TALLAHASSEE — The shakeup in Gov. Rick Scott's office continued Tuesday when he accepted the resignation of his top policy adviser.
Mary Anne Carter's departure comes a day after Scott reassigned his chief of staff to one of the state's smallest agencies and ahead of an expected announcement that Steve MacNamara will be named his new chief of staff.
MacNamara, 58, has a long career in Florida politics, which would give Scott an experienced veteran with intricate knowledge of the legislative process.
It would also be an abrupt change of direction for Scott, a political newcomer who relied largely on contacts from his Conservatives for Patients Rights advocacy group as he took on Florida's political establishment during the election season and into his first six months in office.
Carter, a Tennessee political operative, ran the CPR group for two years before joining Scott's campaign. Carter said she will return home after her last day on June 30.
"I'll stay in close touch with the governor and continue to help any way I can," Carter said. "But I'm going to do other things as well and spend as much time with my family as I can."
Carter promised to serve six months with Scott, but briefly considered staying longer. A shakeup in Scott's office, however, likely would have reduced her role overseeing all budget, policy and communication matters.
MacNamara could bring more changes to Scott's office. He oversaw the dismissal of several staff veterans after taking similar roles in the Legislature.
In recent days Scott's office has also lost lower-profile staffers, including Caroline Wiles, Andy Le and Fritz Brogan.
MacNamara's background includes a number of thistles. But he's also navigated the town's political scene like few others.
The state Ethics Commission once found probable cause that MacNamara illegally lobbied for a cement company while working for then-House Speaker John Thrasher, but the complaint was eventually dismissed.
MacNamara is now the top staffer for Senate President Mike Haridopolos, who was embarrassed by a late-session meltdown this year that led to the defeat of several bills pushed by Senate leaders.
And MacNamara was a key player in fighting Scott's method to crack down on pill mills: stopping doctors from dispensing drugs in-house. Ultimately, Scott's office, House Speaker Dean Cannon and Attorney General Pam Bondi pressured Haridopolos to move the legislation.
Meanwhile, his resume reads like a Who's Who of Tallahassee.
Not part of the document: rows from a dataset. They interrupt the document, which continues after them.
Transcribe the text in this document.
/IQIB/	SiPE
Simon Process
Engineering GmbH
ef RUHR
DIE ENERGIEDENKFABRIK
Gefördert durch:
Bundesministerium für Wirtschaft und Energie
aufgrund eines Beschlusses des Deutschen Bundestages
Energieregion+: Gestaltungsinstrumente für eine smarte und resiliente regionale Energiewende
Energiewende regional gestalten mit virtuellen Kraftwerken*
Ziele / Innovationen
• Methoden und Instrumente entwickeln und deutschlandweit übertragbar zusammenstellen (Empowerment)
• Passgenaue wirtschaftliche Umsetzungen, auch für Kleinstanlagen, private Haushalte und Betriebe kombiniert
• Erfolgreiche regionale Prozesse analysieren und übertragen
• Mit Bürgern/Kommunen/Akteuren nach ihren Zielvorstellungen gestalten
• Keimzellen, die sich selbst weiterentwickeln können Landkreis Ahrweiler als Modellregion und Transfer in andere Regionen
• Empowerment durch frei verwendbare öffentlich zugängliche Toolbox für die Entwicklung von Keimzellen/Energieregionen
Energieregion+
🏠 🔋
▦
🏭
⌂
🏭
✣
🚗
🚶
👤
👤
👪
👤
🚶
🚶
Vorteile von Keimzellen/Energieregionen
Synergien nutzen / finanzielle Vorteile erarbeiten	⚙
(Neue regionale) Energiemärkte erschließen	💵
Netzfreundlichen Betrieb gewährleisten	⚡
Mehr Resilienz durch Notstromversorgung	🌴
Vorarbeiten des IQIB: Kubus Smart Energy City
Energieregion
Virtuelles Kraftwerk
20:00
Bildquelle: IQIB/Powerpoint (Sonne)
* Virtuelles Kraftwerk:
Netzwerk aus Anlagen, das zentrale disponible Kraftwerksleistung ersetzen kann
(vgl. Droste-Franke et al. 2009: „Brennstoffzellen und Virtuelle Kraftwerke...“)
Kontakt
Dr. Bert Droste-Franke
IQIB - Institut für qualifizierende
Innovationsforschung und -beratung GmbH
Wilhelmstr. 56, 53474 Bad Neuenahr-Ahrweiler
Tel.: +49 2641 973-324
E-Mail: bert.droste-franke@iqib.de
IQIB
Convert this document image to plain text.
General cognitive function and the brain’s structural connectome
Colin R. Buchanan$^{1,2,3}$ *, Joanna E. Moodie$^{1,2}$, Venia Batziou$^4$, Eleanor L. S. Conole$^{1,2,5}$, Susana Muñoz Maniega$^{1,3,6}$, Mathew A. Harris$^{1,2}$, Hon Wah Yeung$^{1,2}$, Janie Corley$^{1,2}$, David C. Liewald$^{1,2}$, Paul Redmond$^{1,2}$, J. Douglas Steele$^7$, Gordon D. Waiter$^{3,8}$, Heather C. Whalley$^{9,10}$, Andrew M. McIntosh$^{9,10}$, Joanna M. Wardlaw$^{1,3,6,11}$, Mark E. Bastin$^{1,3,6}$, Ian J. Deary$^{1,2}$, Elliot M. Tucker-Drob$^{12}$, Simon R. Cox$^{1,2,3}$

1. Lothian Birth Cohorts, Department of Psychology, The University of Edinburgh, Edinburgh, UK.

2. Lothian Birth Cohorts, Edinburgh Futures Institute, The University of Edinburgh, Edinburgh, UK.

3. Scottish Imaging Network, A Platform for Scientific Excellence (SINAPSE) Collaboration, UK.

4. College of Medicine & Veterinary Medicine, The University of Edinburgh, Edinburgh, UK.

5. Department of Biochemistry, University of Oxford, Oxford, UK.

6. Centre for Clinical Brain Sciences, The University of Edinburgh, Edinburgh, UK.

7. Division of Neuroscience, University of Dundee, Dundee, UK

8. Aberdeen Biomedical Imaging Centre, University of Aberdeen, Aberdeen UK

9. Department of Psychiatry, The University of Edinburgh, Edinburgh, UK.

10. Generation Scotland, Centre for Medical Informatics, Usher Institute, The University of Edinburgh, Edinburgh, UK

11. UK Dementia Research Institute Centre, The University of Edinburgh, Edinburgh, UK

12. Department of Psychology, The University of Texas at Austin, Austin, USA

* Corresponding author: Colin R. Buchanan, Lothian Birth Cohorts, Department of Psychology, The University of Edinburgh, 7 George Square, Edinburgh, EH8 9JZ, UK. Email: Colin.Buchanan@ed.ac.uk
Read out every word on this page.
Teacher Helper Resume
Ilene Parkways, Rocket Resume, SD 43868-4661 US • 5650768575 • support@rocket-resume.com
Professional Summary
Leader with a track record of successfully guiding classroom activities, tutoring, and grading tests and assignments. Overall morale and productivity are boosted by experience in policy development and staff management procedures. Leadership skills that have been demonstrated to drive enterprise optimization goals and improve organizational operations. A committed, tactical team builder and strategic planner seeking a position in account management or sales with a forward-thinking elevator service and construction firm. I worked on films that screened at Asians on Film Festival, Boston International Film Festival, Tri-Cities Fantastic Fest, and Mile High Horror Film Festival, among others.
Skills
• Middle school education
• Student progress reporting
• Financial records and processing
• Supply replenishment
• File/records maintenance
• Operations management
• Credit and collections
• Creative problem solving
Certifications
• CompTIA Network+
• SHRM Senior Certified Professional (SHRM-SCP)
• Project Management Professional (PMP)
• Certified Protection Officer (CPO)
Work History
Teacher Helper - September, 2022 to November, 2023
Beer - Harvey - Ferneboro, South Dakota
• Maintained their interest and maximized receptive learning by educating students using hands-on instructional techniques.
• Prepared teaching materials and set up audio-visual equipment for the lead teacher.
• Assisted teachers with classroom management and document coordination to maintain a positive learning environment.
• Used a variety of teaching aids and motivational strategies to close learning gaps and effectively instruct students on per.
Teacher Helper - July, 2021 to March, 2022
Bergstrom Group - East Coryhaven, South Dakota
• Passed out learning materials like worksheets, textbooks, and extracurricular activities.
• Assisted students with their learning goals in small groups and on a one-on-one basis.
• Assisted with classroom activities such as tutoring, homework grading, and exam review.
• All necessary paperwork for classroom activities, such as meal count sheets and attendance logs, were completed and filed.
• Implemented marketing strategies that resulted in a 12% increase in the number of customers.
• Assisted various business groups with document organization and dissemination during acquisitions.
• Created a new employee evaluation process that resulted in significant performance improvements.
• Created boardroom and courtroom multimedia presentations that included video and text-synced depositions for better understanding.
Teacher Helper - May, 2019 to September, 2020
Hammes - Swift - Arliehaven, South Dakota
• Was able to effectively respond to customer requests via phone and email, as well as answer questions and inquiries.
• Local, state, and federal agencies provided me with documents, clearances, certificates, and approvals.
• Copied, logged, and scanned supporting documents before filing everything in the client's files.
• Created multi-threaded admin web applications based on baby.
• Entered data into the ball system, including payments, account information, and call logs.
He's chief of staff for Haridopolos, was chief of staff for Thrasher, lobbied for JP Morgan Securities, Anheuser-Busch and Florida Association of Health Plans, ran a state agency for former Gov. Bob Martinez and is on his third unpaid leave from a six-figure salary at Florida State University, where he's a tenured communications professor.
He earns $175,000 per year in his dual role as staff chief and top attorney in Haridopolos' office. Mike Prendergast, Scott's current chief of staff who will be officially installed Wednesday as head of the Florida Department of Veterans' Affairs, was paid $150,000.
Sen. Don Gaetz, R-Niceville, who is expected to succeed Haridopolos as Senate president, said MacNamara is "one of the most experienced and skillful advisers and policy wonks I've ever met."
"Steve would bring some adult supervision to any team," Gaetz said.